Abstract:
As robotics progresses, the need for more adaptable and generalizable learning approaches becomes critical. In this talk, we explore the trajectory of robotic learning methodologies, starting from data generation through imitation to the integration of multimodal systems. We begin by examining approaches that leverage simulation to generate training data, wherein robots imitate optimal behaviors to acquire skills that generalize effectively to real-world environments. These methods form the basis for advancing reinforcement learning architectures, particularly transformer-based policies, which demonstrate significant improvements in robotic navigation and decision-making tasks.

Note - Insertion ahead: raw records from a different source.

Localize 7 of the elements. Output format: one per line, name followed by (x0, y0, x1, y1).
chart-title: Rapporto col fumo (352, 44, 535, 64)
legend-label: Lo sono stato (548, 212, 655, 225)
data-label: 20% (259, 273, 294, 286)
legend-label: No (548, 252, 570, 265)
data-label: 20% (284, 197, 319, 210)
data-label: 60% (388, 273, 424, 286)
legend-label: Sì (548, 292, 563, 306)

To address the inherent limitations of isolated learning paradigms, we explore the synergy between imitation learning and reinforcement learning. This hybrid approach enables the fine-tuning of learned behaviors, allowing for adaptation to new tasks and environments where sparse rewards challenge traditional reinforcement learning models. Moreover, we consider the challenge of embodiment, presenting techniques that allow a single policy to generalize across multiple robot configurations, pushing the boundaries of what can be achieved with unified policies. We conclude by addressing the limitations of templated task descriptions in robotics, and the role of vision-language models (VLMs) in advancing toward true open-world understanding. By training and leveraging VLMs that are designed with robotics tasks in mind, we enable robots to interpret and act upon flexible, open-ended instructions, moving beyond constrained environments and objects toward real-world applications involving novel objects and tasks. These contributions collectively represent a step forward in developing robots capable of more intuitive and versatile interaction within dynamic and unstructured environments.
Biography:
Kiana Ehsani is a Senior Research Scientist at the Allen Institute for AI (PRIOR), specializing in Embodied AI and robotics. She earned her PhD in Computer Science from the University of Washington under the guidance of Ali Farhadi. Kiana’s research spans computer vision, machine learning, and AI, with a particular focus on enabling robots to perceive and manipulate their environments using visual and multimodal inputs. Her contributions have been presented at leading conferences such as CVPR, NeurIPS, CoRL, and ICRA. In addition to her technical achievements, Kiana is dedicated to pushing the boundaries of robotic manipulation and multimodal AI.